Travelling by night, the convoy at least had freedom from air attack, but for the drivers it was still a difficult and trying journey. There were narrow streets in bombed towns and villages to be negotiated, blazing trucks on the road leaving little room for the convoy to pass, and treacherous deviations round gaping bomb craters to be traversed. Early the following morning HQ and B Companies arrived at Molos, south of the Thermopylae Pass. A few tents for accommodation were erected among trees alongside the sea coast. The unit was now in reserve, so that the men were able to snatch a brief respite.

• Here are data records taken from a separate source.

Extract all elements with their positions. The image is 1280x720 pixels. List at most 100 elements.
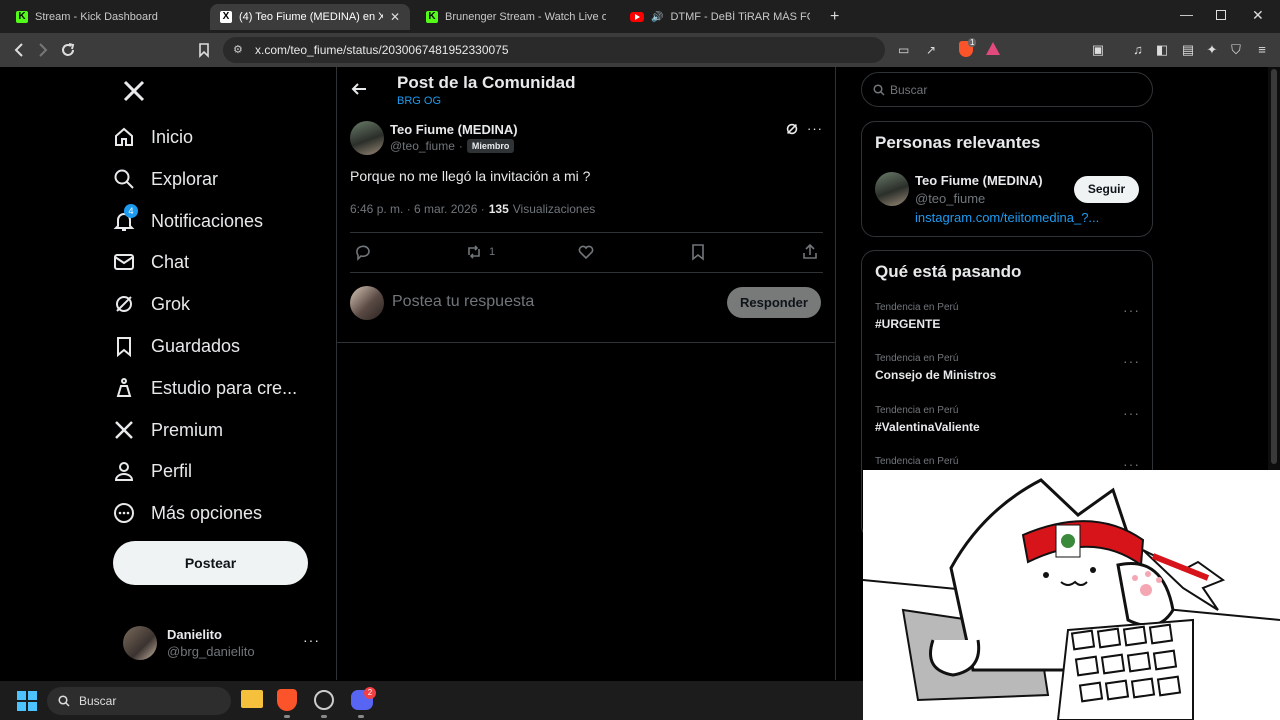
sidebar-item-label: Estudio para cre... [151,377,298,398]
main-column: Post de la Comunidad BRG OG Teo Fiume (M… [336,67,836,680]
relevant-bio-link[interactable]: instagram.com/teiitomedina_?... [915,210,1099,225]
cast-icon[interactable]: ▭ [898,37,909,63]
brave-browser-icon[interactable] [277,689,297,711]
youtube-icon [630,12,644,22]
sidebar-item-chat[interactable]: Chat [113,242,189,282]
follow-button[interactable]: Seguir [1074,176,1139,203]
tab-youtube-dtmf[interactable]: 🔊 DTMF - DeBÍ TiRAR MÁS FOTOS | Bad [620,4,820,30]
restore-icon[interactable] [1216,10,1226,20]
avatar [123,626,157,660]
back-icon[interactable] [12,42,26,58]
trend-more-icon[interactable]: ··· [1123,405,1140,421]
x-logo-icon[interactable] [122,79,146,103]
menu-icon[interactable]: ≡ [1254,42,1270,58]
avatar[interactable] [350,121,384,155]
sidebar-item-guardados[interactable]: Guardados [113,326,240,366]
account-switcher[interactable]: Danielito @brg_danielito ··· [113,620,325,666]
trend-item[interactable]: Tendencia en Perú ··· [875,456,1139,472]
close-window-icon[interactable]: ✕ [1252,7,1264,24]
tab-label: DTMF - DeBÍ TiRAR MÁS FOTOS | Bad [670,11,810,23]
x-logo-icon [115,421,133,439]
relevant-name[interactable]: Teo Fiume (MEDINA) [915,173,1043,188]
views-count: 135 [488,202,509,216]
reply-input[interactable]: Postea tu respuesta [392,293,534,311]
tab-brunenger-stream[interactable]: K Brunenger Stream - Watch Live on Kick [416,4,616,30]
reader-mode-icon[interactable]: ▣ [1090,42,1106,58]
grok-icon[interactable] [785,122,799,136]
bookmark-page-icon[interactable] [198,42,210,58]
trend-meta: Tendencia en Perú [875,405,959,416]
trend-item[interactable]: Tendencia en Perú #ValentinaValiente ··· [875,405,1139,434]
sidebar-item-grok[interactable]: Grok [113,284,190,324]
kick-icon: K [426,11,438,23]
retweet-icon [468,245,480,259]
obs-icon[interactable] [314,690,334,710]
wallet-icon[interactable]: ▤ [1180,42,1196,58]
bongo-cat-illustration [863,470,1280,720]
vpn-icon[interactable]: ⛉ [1228,42,1244,58]
reply-icon[interactable] [354,243,372,261]
sidebar-item-perfil[interactable]: Perfil [113,451,192,491]
brave-rewards-icon[interactable] [986,42,1000,55]
sidebar-item-label: Chat [151,251,190,272]
sidebar-item-notificaciones[interactable]: 4 Notificaciones [113,201,263,241]
bookmark-icon[interactable] [689,243,707,261]
trend-item[interactable]: Tendencia en Perú #URGENTE ··· [875,302,1139,331]
leo-ai-icon[interactable]: ✦ [1204,42,1220,58]
trend-item[interactable]: Tendencia en Perú Consejo de Ministros ·… [875,353,1139,382]
sidebar-item-inicio[interactable]: Inicio [113,117,193,157]
more-dots-icon[interactable]: ··· [303,632,320,648]
post-timestamp[interactable]: 6:46 p. m. · 6 mar. 2026 · [350,202,485,216]
sidebar-item-label: Notificaciones [151,210,264,231]
reload-icon[interactable] [60,42,76,58]
site-settings-icon[interactable]: ⚙ [233,37,243,63]
page-title: Post de la Comunidad [397,73,576,92]
tab-kick-dashboard[interactable]: K Stream - Kick Dashboard [6,4,206,30]
forward-icon[interactable] [36,42,50,58]
post-author-name[interactable]: Teo Fiume (MEDINA) [390,122,518,137]
file-explorer-icon[interactable] [241,690,263,708]
sidebar-icon[interactable]: ◧ [1154,42,1170,58]
taskbar-search[interactable]: Buscar [47,687,231,715]
sidebar-item-label: Explorar [151,168,219,189]
avatar[interactable] [875,172,909,206]
trend-more-icon[interactable]: ··· [1123,302,1140,318]
scrollbar[interactable] [1268,67,1280,470]
reply-button[interactable]: Responder [727,287,821,318]
sidebar-item-label: Inicio [151,126,194,147]
share-icon[interactable] [801,243,819,261]
like-icon[interactable] [577,243,595,261]
retweet-count: 1 [489,246,496,258]
grok-icon [116,296,132,312]
sidebar-item-mas-opciones[interactable]: Más opciones [113,493,262,533]
tab-label: Stream - Kick Dashboard [35,11,158,23]
search-input[interactable]: Buscar [861,72,1153,107]
sidebar-item-estudio[interactable]: Estudio para cre... [113,368,297,408]
avatar [350,286,384,320]
notification-badge: 4 [124,204,138,218]
post-button[interactable]: Postear [113,541,308,585]
relevant-handle: @teo_fiume [915,191,986,206]
running-indicator [358,715,364,718]
new-tab-icon[interactable]: + [830,8,839,26]
minimize-icon[interactable]: — [1180,7,1193,22]
windows-start-icon[interactable] [17,691,37,711]
studio-icon [116,378,132,397]
back-arrow-icon[interactable] [351,81,367,97]
more-circle-icon [114,503,134,523]
trend-more-icon[interactable]: ··· [1123,353,1140,369]
close-tab-icon[interactable]: ✕ [390,10,400,24]
sidebar-item-premium[interactable]: Premium [113,410,223,450]
community-link[interactable]: BRG OG [397,95,441,107]
address-bar[interactable]: ⚙ x.com/teo_fiume/status/203006748195233… [223,37,936,63]
sidebar-item-explorar[interactable]: Explorar [113,159,218,199]
audio-playing-icon[interactable]: 🔊 [651,12,663,23]
account-handle: @brg_danielito [167,644,255,659]
browser-tab-bar: K Stream - Kick Dashboard X (4) Teo Fium… [0,0,1280,33]
tab-x-post[interactable]: X (4) Teo Fiume (MEDINA) en X: "Porque ✕ [210,4,410,30]
media-icon[interactable]: ♫ [1130,42,1146,58]
post-more-icon[interactable]: ··· [807,121,823,136]
post-author-handle[interactable]: @teo_fiume [390,139,455,153]
share-icon[interactable]: ↗ [926,37,936,63]
retweet-button[interactable]: 1 [465,243,495,261]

Considerable anxiety was felt for the safety of A Company and Lt-Col Bull, who had remained at Tyrnavos, as it was known that the Germans had closed sharply on Larissa. No news of the party had been received. The following morning, however, the detachment returned safely to the unit. From the tired men it was learned that, as enemy pressure on the 6 Brigade rearguard became increasingly heavy, casualties began to arrive at the small dressing station. Medical work at the dressing station had continued until the early hours of 19 April. Withdrawal of the rearguard was to have begun at nightfall on the 18th, but a heavy enemy attack was made as the New Zealanders were about to move. By midnight the attack had been beaten off and the rearguard had begun to move back. Shadowed by the enemy, Lt-Col Bull and his party moved to make contact with the brigade that morning south of Volos. Wounded were picked up from the infantry battalions, given treatment and, as the withdrawal continued, carried on in trucks and page 93 ambulances. The party next day passed through bombed Stylis and Lamia, and over the Thermopylae Pass, to join up with the unit again in the Molos area.

9 Motor Ambulance Convoy.

10 Lt-Col J. L. R. Plimmer; born Wellington, 28 Feb 1901; Medical Practitioner, Wellington; 2 i/c 6 Fd Amb Feb 1940-May 1941; actg CO 6 Fd Amb May 1941; killed in action 20 May 1941.

11 Capt D. A. Ballantyne, m.i.d. (2); born New Guinea, 1 Sep 1911; Medical Practitioner, Napier; Medical Officer 6 Fd Amb May 1940-May 1941; p.w. Crete, May 1941; repatriated Apr 1945.